Ventriloquy, noun: the art or practice of speaking, with little or no lip movement, in such a manner that the voice does not appear to come from the speaker but from another source, as from a wooden dummy.

Are writers right to ventriloquize? I ask
the question, James, because somebody’s been
“ventriloquizing” Prissy’s voice, Prissy
as played by Butterfly McQueen – who didn’t
object to being funny onscreen, but hated
playing stupid – in poetry magazines.
You’d have to know “the itsy-little voice
fading over the far horizon of
comprehension” to get the joke, maybe,
or maybe the joke is the ten-year-old son of
Daddy King singing spirituals to a white-
only crowd at the Ebenezer Baptist
Church to celebrate the film’s premiere,
the black actors pointedly not invited.
(James, I confess, I loved that book, read
it till the cover fell off: what does that mean?)

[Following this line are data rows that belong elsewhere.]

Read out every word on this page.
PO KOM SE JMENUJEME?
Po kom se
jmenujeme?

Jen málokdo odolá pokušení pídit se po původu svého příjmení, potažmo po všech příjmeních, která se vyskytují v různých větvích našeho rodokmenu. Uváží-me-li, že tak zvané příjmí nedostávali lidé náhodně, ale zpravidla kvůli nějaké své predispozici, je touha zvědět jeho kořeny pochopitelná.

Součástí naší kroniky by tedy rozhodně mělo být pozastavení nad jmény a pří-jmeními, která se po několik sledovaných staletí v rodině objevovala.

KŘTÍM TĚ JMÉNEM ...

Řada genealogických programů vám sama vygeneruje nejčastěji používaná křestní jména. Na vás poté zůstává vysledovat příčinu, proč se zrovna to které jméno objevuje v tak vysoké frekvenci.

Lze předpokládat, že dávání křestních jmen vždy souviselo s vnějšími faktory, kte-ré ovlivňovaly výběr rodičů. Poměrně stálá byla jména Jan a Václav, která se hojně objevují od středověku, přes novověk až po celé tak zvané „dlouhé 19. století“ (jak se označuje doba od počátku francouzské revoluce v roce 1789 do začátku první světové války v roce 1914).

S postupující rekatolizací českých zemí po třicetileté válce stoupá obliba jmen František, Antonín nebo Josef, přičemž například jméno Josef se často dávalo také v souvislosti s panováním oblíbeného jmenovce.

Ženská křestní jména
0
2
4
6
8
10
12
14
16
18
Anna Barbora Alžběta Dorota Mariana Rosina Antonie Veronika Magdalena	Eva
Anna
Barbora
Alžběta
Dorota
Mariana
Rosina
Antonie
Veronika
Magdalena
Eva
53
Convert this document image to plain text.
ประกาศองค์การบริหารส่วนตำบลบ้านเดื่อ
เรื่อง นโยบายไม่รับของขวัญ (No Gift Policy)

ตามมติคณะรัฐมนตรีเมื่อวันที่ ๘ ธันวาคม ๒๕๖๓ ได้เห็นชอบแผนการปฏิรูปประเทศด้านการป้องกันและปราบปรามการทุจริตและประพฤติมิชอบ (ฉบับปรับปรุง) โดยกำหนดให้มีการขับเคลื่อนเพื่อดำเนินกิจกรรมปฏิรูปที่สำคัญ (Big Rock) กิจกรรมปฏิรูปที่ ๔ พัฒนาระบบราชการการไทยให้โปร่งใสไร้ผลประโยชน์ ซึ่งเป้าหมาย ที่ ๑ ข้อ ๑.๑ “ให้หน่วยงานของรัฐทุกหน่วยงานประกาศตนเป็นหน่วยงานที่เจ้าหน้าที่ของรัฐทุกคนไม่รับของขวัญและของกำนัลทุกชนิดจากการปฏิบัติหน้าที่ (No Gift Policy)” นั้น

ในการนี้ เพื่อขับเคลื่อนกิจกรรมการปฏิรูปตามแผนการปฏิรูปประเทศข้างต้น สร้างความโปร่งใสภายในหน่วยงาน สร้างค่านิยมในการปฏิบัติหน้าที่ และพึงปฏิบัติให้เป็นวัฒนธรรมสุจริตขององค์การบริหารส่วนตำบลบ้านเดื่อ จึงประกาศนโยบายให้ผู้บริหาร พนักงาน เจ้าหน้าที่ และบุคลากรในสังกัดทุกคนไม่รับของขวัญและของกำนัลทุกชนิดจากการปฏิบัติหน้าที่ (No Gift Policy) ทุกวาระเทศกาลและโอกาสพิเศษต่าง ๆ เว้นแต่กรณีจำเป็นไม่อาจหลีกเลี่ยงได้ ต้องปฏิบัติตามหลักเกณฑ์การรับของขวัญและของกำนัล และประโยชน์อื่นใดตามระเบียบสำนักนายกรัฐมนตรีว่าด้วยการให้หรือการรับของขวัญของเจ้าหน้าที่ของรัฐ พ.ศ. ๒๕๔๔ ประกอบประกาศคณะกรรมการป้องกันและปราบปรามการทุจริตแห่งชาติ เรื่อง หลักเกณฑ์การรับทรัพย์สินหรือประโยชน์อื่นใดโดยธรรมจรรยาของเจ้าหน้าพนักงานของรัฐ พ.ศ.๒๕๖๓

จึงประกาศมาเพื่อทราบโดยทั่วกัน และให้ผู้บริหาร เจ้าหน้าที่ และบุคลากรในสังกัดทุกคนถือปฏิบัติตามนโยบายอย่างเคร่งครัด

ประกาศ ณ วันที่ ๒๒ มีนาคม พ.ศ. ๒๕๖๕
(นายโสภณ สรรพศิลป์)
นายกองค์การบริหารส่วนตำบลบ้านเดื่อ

You and I, we’re like McQueen’s hands,
fluttering madly as we pas-de-deux
(you know Butterfly was a dancer, too,
and a non-believer, like you). James, maybe
it helps to know that Margaret Mitchell
gave funds to Morehouse College to educate
black doctors; collected erotica; lived part
of her short, racy life abused by a drunk
in that socialite’s Atlanta where black eyes
hid behind the shutters, while black boys
from New York were tossed away like empties.
What I’m saying, James, is I’m no Scarlett,
and you’re certainly no Prissy, although
we’re linked as inextricably as they:
my basement’s filled with self-published texts
of my father’s “race” plays in dialect.
Well-meant. Heart-felt. Utterly incorrect.